Una vita un po’ disordinata, intrecciata con esperienze molteplici e scelte estreme e talvolta contraddittorie, a tratti rivolta contemporaneamente a varie discipline non chiaramente connesse alla prassi letteraria dello poeta e drammaturgo, ma all’arte, come la scultura e la pittura o la fotografia, oppure alla scienza, come dimostra l’interesse per la chimica, ed infine alla pratica religiosa che sconfina nella teosofia.
“Sintomi di una rottura intima del proprio animo con la dimensione convenzionale del tempo e del vivere, elementi dunque reciprocamente contaminati nell’atto creativo e fondamentali per la sua interpretazione” (WikipediA)
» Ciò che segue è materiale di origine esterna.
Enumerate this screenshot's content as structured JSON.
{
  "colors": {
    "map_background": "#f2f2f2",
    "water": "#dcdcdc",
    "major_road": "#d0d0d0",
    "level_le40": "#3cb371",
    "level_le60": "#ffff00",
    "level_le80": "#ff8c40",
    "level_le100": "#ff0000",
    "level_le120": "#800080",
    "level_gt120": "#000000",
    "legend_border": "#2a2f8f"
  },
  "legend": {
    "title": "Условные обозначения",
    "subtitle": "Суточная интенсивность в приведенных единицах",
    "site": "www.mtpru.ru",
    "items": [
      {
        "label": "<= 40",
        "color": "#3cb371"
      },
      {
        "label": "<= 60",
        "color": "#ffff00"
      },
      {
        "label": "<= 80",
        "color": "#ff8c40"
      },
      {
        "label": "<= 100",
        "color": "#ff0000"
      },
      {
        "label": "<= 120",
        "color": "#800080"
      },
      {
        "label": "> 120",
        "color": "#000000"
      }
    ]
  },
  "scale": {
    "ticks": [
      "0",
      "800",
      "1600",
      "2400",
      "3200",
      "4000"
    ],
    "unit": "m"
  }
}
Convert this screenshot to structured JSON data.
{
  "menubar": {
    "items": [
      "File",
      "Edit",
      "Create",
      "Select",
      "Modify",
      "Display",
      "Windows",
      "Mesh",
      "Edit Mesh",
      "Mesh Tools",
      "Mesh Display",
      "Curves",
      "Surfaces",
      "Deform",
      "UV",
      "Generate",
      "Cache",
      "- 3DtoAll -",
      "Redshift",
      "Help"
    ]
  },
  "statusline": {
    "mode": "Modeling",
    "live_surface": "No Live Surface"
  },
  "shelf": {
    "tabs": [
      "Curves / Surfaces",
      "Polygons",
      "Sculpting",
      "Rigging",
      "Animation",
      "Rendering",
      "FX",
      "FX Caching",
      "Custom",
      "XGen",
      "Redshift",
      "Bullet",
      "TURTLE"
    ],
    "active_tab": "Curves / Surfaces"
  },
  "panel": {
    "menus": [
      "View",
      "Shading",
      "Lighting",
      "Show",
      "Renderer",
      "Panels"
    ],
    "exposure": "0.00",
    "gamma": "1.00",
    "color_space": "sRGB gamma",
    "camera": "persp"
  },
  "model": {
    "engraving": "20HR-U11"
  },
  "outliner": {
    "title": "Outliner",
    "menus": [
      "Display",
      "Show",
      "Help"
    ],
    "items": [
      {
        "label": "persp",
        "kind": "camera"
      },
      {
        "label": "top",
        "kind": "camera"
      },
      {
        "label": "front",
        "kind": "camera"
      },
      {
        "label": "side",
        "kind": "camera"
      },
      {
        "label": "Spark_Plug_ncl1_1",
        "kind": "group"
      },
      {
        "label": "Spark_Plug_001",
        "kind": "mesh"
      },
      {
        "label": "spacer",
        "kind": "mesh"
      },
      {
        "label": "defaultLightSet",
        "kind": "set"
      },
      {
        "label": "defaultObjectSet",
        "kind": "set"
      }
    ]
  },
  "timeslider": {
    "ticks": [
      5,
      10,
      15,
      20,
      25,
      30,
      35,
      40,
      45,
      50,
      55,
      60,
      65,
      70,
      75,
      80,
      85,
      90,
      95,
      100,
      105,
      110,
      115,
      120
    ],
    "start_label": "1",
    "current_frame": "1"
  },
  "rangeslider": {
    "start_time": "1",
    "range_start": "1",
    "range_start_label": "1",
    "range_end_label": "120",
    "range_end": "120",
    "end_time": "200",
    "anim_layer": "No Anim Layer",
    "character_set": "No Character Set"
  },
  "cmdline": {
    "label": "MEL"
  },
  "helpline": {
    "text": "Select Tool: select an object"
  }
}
Poesia e teatro, rappresentano il terreno fertile della sua produzione, cinquanta volumi, più altri venti di corrispondenze, sicuramente una risorsa importante per la cultura contemporanea.
A questa produzione arriva col tempo, prima attraversando una esperienza di vita piccolo borghese che descrive in un nell’opera autobiografica Il figlio della serva (Tjänstekvinnans son I-V, 1886-1909).
Dove parla della madre, una cameriera e del padre commissionario di battelli a vapore.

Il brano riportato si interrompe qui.